Despite the necessity of using such maligned characters, no part of the game ever feels like a chore. There’s a lot of replay value in Lego Star Wars, which stems from the intelligent level design and simple, addictive collectibles. Hidden within each level are ten minikits which, when fully assembled, create an iconic vehicle (or as iconic as they got in the prequels, at any rate) and a red brick which unlocks a boost (double money, invincibility, disguise kits so every character is wearing a fedora and a fake glasses/nose/moustache combo, that sort of thing). Additionally, if you accumulate enough money, represented in the form of Lego studs, you will unlock a piece of the super-kit. Eventually, this reveals itself to be the Tantive IV, the ship from the opening of Star Wars. You play as Darth Vader and a Storm Trooper, searching for Princess Leia. It was an awesome little surprise and a great reward for those who worked to complete the game 100%. It also served as a nice little teaser for the next game.
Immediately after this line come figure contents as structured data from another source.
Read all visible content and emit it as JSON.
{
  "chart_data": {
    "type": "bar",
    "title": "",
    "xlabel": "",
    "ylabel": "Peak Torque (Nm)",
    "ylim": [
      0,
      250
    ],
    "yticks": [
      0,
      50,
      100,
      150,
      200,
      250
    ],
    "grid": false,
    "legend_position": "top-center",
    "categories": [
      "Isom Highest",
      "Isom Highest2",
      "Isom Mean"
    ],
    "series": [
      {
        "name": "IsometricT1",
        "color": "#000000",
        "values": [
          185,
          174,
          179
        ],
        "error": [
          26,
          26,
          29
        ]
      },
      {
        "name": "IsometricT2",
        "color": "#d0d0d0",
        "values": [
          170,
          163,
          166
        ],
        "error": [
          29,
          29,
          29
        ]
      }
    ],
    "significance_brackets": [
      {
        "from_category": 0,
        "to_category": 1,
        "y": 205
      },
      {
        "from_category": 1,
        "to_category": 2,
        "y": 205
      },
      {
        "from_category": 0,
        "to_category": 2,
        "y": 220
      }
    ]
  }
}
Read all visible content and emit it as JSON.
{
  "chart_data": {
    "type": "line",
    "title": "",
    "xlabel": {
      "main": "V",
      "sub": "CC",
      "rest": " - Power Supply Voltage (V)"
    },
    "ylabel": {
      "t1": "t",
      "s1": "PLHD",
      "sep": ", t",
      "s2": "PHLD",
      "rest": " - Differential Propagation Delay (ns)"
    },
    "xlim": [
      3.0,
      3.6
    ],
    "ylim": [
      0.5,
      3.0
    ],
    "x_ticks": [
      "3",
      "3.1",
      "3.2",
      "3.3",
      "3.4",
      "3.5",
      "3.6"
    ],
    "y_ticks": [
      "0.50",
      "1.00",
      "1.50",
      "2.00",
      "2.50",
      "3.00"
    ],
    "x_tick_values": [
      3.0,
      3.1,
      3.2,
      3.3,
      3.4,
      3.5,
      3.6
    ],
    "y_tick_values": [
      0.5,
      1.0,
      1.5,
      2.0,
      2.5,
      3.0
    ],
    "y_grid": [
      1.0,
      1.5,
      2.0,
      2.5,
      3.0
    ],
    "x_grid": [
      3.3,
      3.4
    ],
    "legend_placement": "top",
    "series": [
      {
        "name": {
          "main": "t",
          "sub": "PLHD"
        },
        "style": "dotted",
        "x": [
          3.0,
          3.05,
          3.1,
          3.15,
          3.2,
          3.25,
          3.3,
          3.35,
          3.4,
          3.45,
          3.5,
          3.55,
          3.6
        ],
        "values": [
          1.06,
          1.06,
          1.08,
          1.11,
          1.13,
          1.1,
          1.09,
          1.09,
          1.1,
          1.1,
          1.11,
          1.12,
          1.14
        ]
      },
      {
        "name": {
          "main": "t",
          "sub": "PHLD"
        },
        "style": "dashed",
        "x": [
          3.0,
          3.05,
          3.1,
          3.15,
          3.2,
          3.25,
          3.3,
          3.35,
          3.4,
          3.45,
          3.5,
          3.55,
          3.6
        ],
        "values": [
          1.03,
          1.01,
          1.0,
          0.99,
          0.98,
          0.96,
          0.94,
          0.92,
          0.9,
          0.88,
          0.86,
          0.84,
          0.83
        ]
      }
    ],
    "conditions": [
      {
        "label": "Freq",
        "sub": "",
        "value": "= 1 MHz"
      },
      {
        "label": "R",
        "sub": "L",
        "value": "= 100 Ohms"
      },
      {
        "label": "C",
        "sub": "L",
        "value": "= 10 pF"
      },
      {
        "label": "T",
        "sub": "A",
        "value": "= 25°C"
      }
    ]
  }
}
A sequel covering the original trilogy followed in 2006. It was an even bigger success – and better game – than the original. A complete saga edition followed for the PS3, and you’d think that would be the end, right? Nope. The Lego series has gone on to become one of the most successful franchises in the gaming world, taking in Batman, Indiana Jones, Harry Potter, Pirates of the Caribbean, Middle Earth, Marvel superheroes, The Lego Movie and the forthcoming Jurassic Park. They’re not always great – Indiana Jones 2 and The Hobbit are still sat unfinished because they just became tiresome – but there’s always something worth playing them for, and I’m always looking forward to the next one. It’s the tenth anniversary of Lego Star Wars and the franchise it launched today. Think I might boot up my PS2.